The numbers in this poll do not support the claims of big Sinn Féin momentum. The party was up by only a point, after all. But today’s findings on the popularity of a Sinn Féin-led coalition show some movement — it’s up by three points. Put those two pieces of information together and they suggest that the momentum, to the extent that it exists, is spread across the left-wing parties rather than concentrated in Sinn Féin.
The key task, therefore, for McDonald is to persuade those people who don’t want to see FF-FG return to government — many of whom are counted among the 35 per cent of voters who want to see “radical change” — to vote for Sinn Féin. Leading the next government still seems a long way off, but it is eminently possible that Sinn Féin could be the largest party in the next Dáil.
Fine Gael, stunned by the six-point drop in its numbers, is likely to seek to refocus on the party’s economic message and to warn of the need for stability in potentially turbulent times ahead. The difficulty for the party is that it has been associated with some of the most eye-catching giveaway promises of the campaign — €1,000 for every newborn, abolish college fees and so on. You can run on prudence or you can run on let the good times roll, but you can’t run on both at the same time.
Tonight’s leaders’ debate (on RTÉ One at 9.35pm) now assumes an outsize importance for the three big parties. Martin finds himself in the unanticipated position of frontrunner — but really, there is nothing between the three parties as polling day looms. The three could end up in any order on Friday night.
The biggest task faces Harris, who is — unlike his two opponents — new to this. He must reassure nervous Fine Gaelers, appeal to those voters he has lost, and make a convincing pitch to the undecideds: remember, nearly three in 10 voters told the pollsters that they have not yet made their minds up, or that they might change their minds.

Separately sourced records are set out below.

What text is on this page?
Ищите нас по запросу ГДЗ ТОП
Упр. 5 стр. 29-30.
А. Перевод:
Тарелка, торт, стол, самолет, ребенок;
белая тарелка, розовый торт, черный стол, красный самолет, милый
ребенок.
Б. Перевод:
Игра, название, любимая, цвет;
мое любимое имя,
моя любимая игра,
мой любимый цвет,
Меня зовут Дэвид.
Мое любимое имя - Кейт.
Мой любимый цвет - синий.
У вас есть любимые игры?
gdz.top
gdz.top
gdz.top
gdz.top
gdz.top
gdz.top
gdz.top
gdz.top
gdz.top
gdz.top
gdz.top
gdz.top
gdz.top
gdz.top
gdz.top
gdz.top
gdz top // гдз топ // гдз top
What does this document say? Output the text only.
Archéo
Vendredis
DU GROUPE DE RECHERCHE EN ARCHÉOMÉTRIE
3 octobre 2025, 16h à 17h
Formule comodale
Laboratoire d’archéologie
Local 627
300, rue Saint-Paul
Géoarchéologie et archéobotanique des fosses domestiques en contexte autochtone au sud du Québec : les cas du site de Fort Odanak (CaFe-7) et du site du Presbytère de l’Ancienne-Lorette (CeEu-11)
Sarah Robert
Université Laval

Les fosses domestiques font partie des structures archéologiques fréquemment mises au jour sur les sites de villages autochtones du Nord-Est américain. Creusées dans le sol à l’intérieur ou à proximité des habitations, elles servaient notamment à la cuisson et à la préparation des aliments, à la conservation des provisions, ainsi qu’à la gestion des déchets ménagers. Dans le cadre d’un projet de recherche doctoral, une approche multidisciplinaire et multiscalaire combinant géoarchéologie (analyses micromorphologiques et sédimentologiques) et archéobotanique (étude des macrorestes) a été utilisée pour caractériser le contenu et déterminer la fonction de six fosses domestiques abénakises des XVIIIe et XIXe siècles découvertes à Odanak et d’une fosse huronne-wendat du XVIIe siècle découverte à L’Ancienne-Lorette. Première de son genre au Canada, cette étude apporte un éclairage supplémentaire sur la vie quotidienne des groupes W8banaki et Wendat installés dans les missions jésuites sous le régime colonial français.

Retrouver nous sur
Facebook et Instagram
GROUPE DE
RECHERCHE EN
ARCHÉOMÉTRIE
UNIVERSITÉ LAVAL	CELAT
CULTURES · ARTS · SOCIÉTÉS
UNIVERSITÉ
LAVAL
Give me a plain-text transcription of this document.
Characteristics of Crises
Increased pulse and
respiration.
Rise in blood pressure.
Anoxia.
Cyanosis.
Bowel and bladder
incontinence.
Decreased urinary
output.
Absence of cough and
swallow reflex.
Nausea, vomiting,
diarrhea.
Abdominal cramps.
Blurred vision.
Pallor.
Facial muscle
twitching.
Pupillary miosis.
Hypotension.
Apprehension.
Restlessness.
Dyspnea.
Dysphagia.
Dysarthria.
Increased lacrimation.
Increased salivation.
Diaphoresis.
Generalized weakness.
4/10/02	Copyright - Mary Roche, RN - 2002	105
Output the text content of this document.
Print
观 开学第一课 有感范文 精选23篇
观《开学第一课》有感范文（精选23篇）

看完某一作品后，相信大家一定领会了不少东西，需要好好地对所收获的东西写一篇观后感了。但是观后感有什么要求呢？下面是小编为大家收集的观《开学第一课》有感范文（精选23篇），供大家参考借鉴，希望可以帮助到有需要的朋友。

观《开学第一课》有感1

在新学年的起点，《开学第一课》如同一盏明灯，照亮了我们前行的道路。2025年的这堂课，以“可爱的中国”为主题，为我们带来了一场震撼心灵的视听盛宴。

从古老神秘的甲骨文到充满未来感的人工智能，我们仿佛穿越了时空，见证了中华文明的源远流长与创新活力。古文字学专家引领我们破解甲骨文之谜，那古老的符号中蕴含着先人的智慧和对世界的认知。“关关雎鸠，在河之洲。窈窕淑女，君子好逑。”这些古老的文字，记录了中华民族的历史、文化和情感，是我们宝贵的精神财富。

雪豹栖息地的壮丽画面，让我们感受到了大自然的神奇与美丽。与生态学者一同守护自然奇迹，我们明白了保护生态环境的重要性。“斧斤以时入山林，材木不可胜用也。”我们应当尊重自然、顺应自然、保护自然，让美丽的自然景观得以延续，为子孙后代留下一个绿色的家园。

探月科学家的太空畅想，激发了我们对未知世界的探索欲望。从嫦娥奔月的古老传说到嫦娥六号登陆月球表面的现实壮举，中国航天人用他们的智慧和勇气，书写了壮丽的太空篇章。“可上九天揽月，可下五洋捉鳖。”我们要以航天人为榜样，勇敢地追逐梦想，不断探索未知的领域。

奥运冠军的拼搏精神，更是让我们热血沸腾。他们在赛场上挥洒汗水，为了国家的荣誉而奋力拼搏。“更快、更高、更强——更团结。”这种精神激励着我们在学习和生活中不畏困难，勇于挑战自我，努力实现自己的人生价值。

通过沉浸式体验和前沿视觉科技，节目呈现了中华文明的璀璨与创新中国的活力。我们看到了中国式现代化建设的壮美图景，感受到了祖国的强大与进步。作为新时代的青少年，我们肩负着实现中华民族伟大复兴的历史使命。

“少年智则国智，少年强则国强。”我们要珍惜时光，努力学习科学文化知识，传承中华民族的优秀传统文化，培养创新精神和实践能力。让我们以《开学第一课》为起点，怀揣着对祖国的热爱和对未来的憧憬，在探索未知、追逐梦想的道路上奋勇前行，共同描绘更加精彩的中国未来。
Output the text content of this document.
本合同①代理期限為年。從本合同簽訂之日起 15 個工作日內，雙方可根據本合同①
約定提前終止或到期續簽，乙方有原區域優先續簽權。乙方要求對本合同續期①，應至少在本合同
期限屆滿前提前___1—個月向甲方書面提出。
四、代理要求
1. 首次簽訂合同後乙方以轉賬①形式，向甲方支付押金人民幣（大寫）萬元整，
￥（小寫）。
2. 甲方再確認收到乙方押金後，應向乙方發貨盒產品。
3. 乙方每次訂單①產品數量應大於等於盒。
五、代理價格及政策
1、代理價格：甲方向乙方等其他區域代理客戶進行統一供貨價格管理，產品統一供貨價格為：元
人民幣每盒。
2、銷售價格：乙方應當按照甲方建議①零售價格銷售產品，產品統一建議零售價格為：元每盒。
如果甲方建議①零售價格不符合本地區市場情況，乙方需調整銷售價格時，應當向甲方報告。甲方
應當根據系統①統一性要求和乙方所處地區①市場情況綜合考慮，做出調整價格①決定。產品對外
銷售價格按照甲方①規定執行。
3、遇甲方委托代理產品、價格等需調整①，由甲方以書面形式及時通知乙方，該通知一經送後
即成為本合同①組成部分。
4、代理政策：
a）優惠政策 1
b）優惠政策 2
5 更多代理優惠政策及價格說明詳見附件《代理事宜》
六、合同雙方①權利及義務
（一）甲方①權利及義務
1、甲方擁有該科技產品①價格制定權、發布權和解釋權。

Irish elections frequently show a late surge in the campaign, with unaligned or weakly aligned voters tending to move in one direction. If that is replicating itself in 2024, it is clear that the move is away from Fine Gael. The evidence so far does not suggest yet that it is going towards any one party — rather it is finding disparate new homes.
If that continues, the result of the election will be something akin to the current picture painted by the polls; if it changes course, however, something else dramatic may be in store.
This election just became very unpredictable.